With every exploit, bug, and security breach, the grumbling from technologists grew louder. 2004, in particular, was a bad year for IE. As a result of the myriad problems, enough people switched from IE that it caused the first noticeable drop in its market share. That drop, in conjunction with an industry-wide call-to-arms, are leading many to predict that Internet Explorer will cease to be the dominant browser.

Driving that prediction is the simple fact that there will not be an IE7. Effective 2005, with the release of the new 'Longhorn' version of Windows, IE will become an embedded part of the operating system rather than a standalone browser. (Never mind that an embedded IE is what got MS in trouble with the DOJ in the first place...) So with "Windows 2005", let's see... That means the release date slips to 2006... And a consumer reluctance to migrate from Windows XP until at least 2007... OK, you'll be using 8 year old browser technology by the time your PC finally gets upgraded. With IE forward progress effectively halted, it's no wonder people are talking about a change.

But while it may be easy for home users to switch browsers, developing that same momentum within the business world may prove difficult. Experts often cite the problems inherent in a large-scale deployment to the desktop, or the added maintenance that a new app introduces. However, the reason most often given is the simple fact that -- whether out of laziness, ignorance, or necessity -- many web sites and applications have come to rely on the non-standard DOM, quirky CSS, and proprietary ActiveX controls.

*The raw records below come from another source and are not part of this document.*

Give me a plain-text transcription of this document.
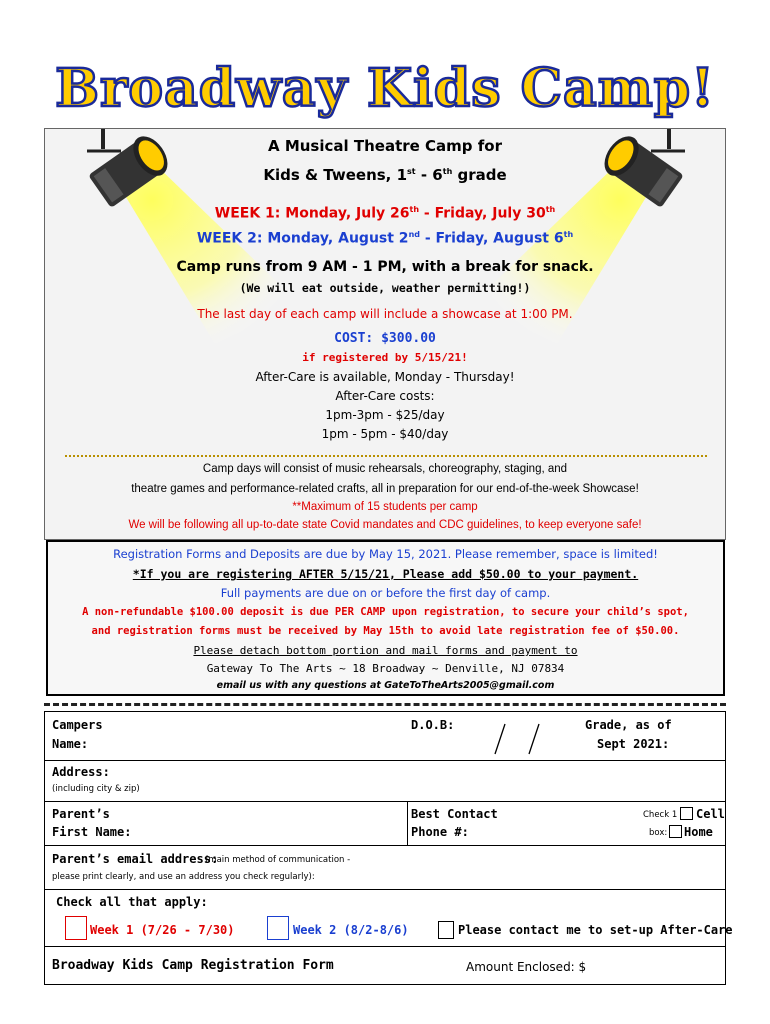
Broadway Kids Camp!
A Musical Theatre Camp for
Kids & Tweens, 1st - 6th grade
WEEK 1: Monday, July 26th - Friday, July 30th
WEEK 2: Monday, August 2nd - Friday, August 6th
Camp runs from 9 AM - 1 PM, with a break for snack.
(We will eat outside, weather permitting!)
The last day of each camp will include a showcase at 1:00 PM.
COST: $300.00
if registered by 5/15/21!
After-Care is available, Monday - Thursday!
After-Care costs:
1pm-3pm - $25/day
1pm - 5pm - $40/day
Camp days will consist of music rehearsals, choreography, staging, and
theatre games and performance-related crafts, all in preparation for our end-of-the-week Showcase!
**Maximum of 15 students per camp
We will be following all up-to-date state Covid mandates and CDC guidelines, to keep everyone safe!
Registration Forms and Deposits are due by May 15, 2021. Please remember, space is limited!
*If you are registering AFTER 5/15/21, Please add $50.00 to your payment.
Full payments are due on or before the first day of camp.
A non-refundable $100.00 deposit is due PER CAMP upon registration, to secure your child’s spot,
and registration forms must be received by May 15th to avoid late registration fee of $50.00.
Please detach bottom portion and mail forms and payment to
Gateway To The Arts ~ 18 Broadway ~ Denville, NJ 07834
email us with any questions at GateToTheArts2005@gmail.com
Campers
Name:
D.O.B:	Grade, as of
Sept 2021:
Address:
(including city & zip)
Parent’s
First Name:
Best Contact
Phone #:
Check 1
box:
Cell
Home
Parent’s email address:
(main method of communication -
please print clearly, and use an address you check regularly):
Check all that apply:
Week 1 (7/26 - 7/30)	Week 2 (8/2-8/6)	Please contact me to set-up After-Care
Broadway Kids Camp Registration Form	Amount Enclosed: $
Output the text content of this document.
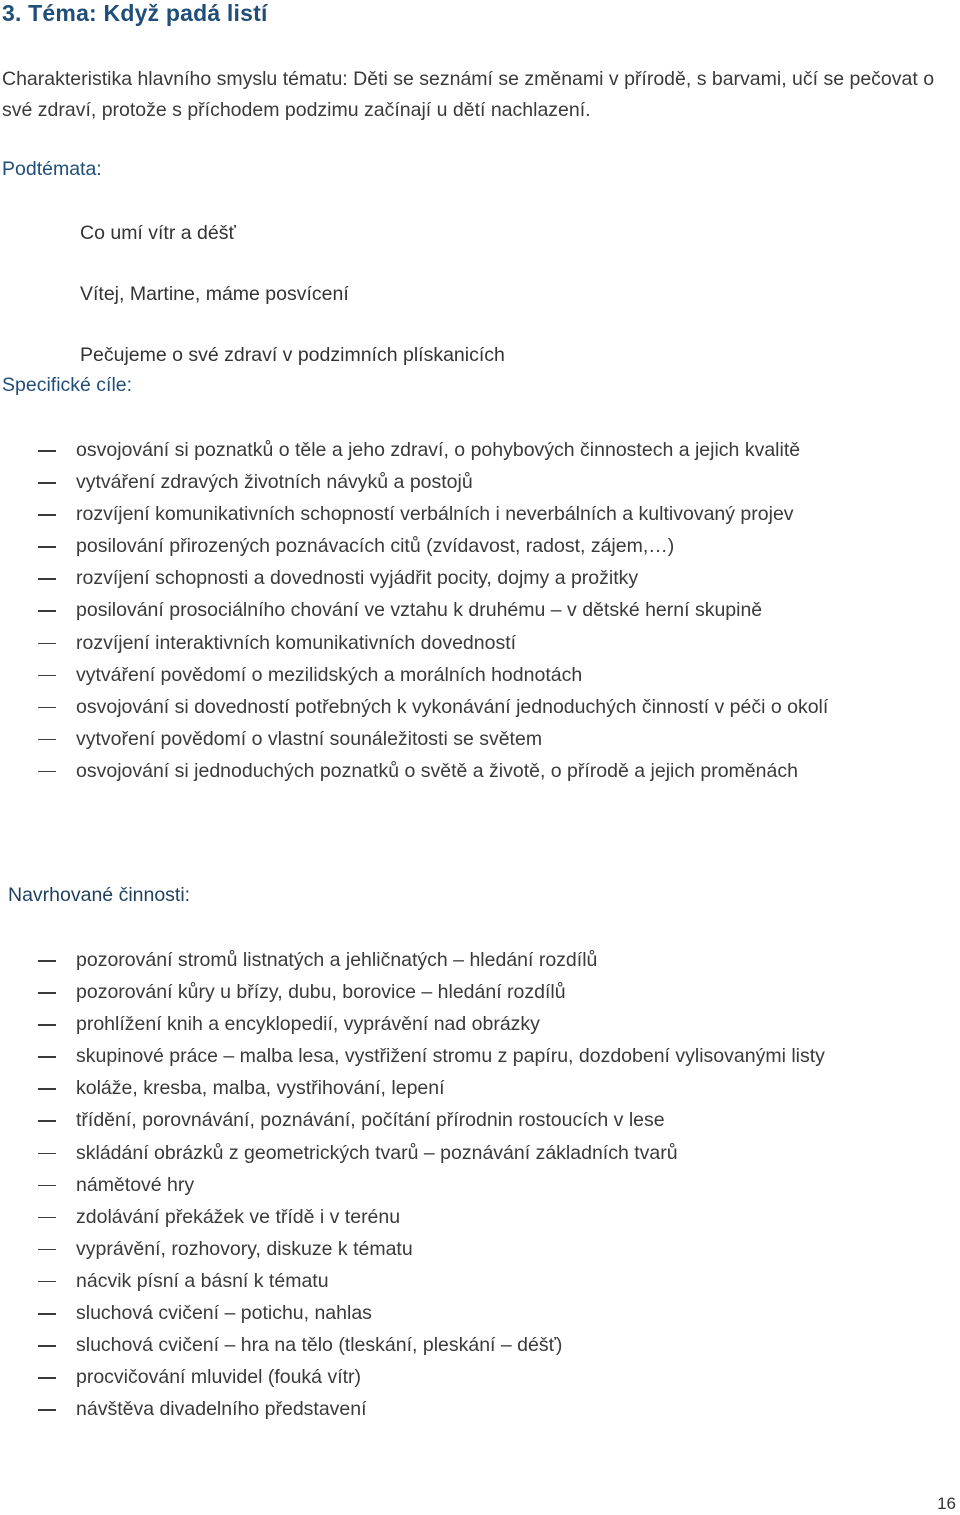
3. Téma: Když padá listí
Charakteristika hlavního smyslu tématu: Děti se seznámí se změnami v přírodě, s barvami, učí se pečovat o své zdraví, protože s příchodem podzimu začínají u dětí nachlazení.
Podtémata:
Co umí vítr a déšť
Vítej, Martine, máme posvícení
Pečujeme o své zdraví v podzimních plískanicích
Specifické cíle:
osvojování si poznatků o těle a jeho zdraví, o pohybových činnostech a jejich kvalitě
vytváření zdravých životních návyků a postojů
rozvíjení komunikativních schopností verbálních i neverbálních a kultivovaný projev
posilování přirozených poznávacích citů (zvídavost, radost, zájem,…)
rozvíjení schopnosti a dovednosti vyjádřit pocity, dojmy a prožitky
posilování prosociálního chování ve vztahu k druhému – v dětské herní skupině
rozvíjení interaktivních komunikativních dovedností
vytváření povědomí o mezilidských a morálních hodnotách
osvojování si dovedností potřebných k vykonávání jednoduchých činností v péči o okolí
vytvoření povědomí o vlastní sounáležitosti se světem
osvojování si jednoduchých poznatků o světě a životě, o přírodě a jejich proměnách
Navrhované činnosti:
pozorování stromů listnatých a jehličnatých – hledání rozdílů
pozorování kůry u břízy, dubu, borovice – hledání rozdílů
prohlížení knih a encyklopedií, vyprávění nad obrázky
skupinové práce – malba lesa, vystřižení stromu z papíru, dozdobení vylisovanými listy
koláže, kresba, malba, vystřihování, lepení
třídění, porovnávání, poznávání, počítání přírodnin rostoucích v lese
skládání obrázků z geometrických tvarů – poznávání základních tvarů
námětové hry
zdolávání překážek ve třídě i v terénu
vyprávění, rozhovory, diskuze k tématu
nácvik písní a básní k tématu
sluchová cvičení – potichu, nahlas
sluchová cvičení – hra na tělo (tleskání, pleskání – déšť)
procvičování mluvidel (fouká vítr)
návštěva divadelního představení
16
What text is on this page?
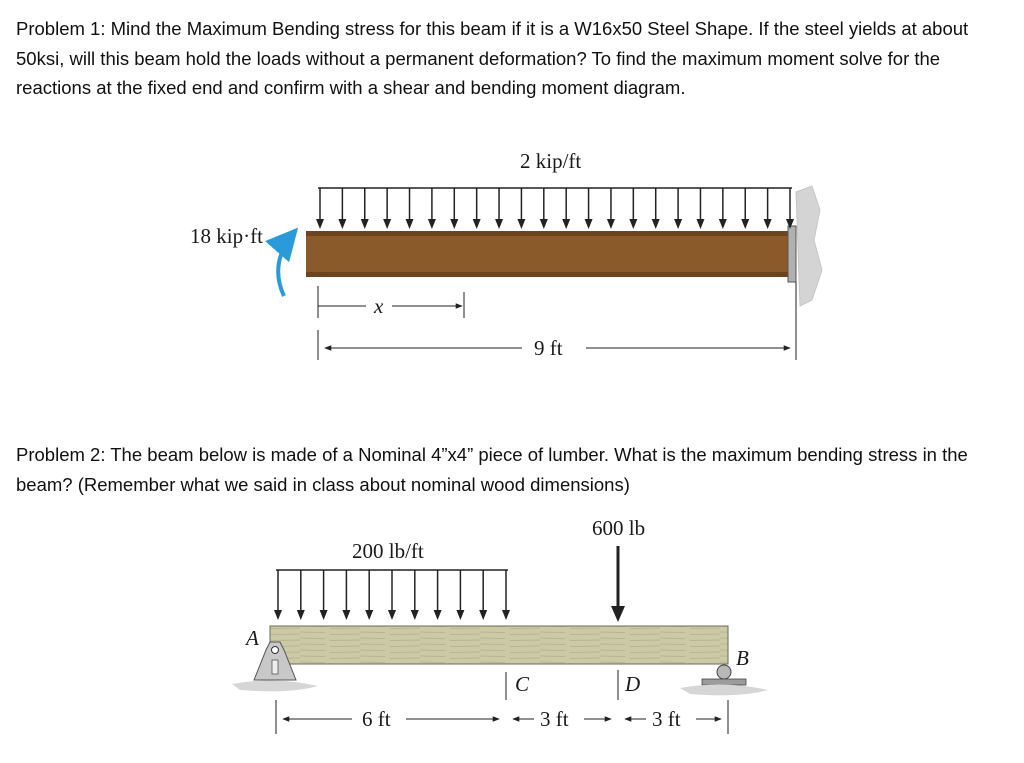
Problem 1: Mind the Maximum Bending stress for this beam if it is a W16x50 Steel Shape. If the steel yields at about 50ksi, will this beam hold the loads without a permanent deformation? To find the maximum moment solve for the reactions at the fixed end and confirm with a shear and bending moment diagram.
Problem 2: The beam below is made of a Nominal 4”x4” piece of lumber. What is the maximum bending stress in the beam? (Remember what we said in class about nominal wood dimensions)
2 kip/ft
18 kip·ft
x
9 ft
200 lb/ft
600 lb
A
B
C	D
6 ft	3 ft	3 ft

Users may want to change, but if sites/apps they rely on remain IE-specific, then they can't completely give up the IE ghost.

Please Do Not Feed The Gorilla

Is there a browser revolution brewing? Sort of. While many users will switch to something other than IE, the fact remains that considerably more will be apathetic enough to continue using whatever is handed them and stay fearful of a change. Despite the age, despite the tremendous insecurities, despite the quirky irregularities, despite the lack of standards compliance. Will we ever see the end of Internet Explorer? It's unlikely. But so what? This isn't about a 'war'. This isn't a contest or a 'jihad'. Eradicating IE from millions of desktops is a near impossibility, and if some people choose to live with the insecurities, more power to them.

However, what I would like to see is an end to the phrase This Site Requires Internet Explorer. That, at least, is an attainable goal. If you come across a site or application that requires IE, direct the owner/developer here. If they've inherited a 'legacy' production, they should understand the history of how things came to be. But more importantly, if they willingly continue to cling to an IE-only philosophy, hopefully the evidence accumulated here -- particularly the decreasing IE metrics! -- will be enough to convince them that they should be considering other possibilities. 

So attention all site owners and developers: Revamp your HTML for the more modern DOM! Don't code to non-standard CSS! Use Javascript instead of VBScript! Stop depending on proprietary ActiveX controls! Remaining reliant on a questionable proprietary technology base does not make good long-term strategic sense. 

One IE-only product developer said that they will consider alternative browser technologies when their non-IE customer base grows to 10-15%. This marketing genius failed to consider that their non-IE customer base may never increase in size. Instead, those consumers will simply choose a competing product that is truly open and browser-independent. Companies must realize that a significant number of users will be migrating away from Internet Explorer, and therefore the continued popularity and/or revenue of your app or web site may depend on the acknowledgement and support of other browsers.

The gorilla may be out there, but it doesn't need to be fed.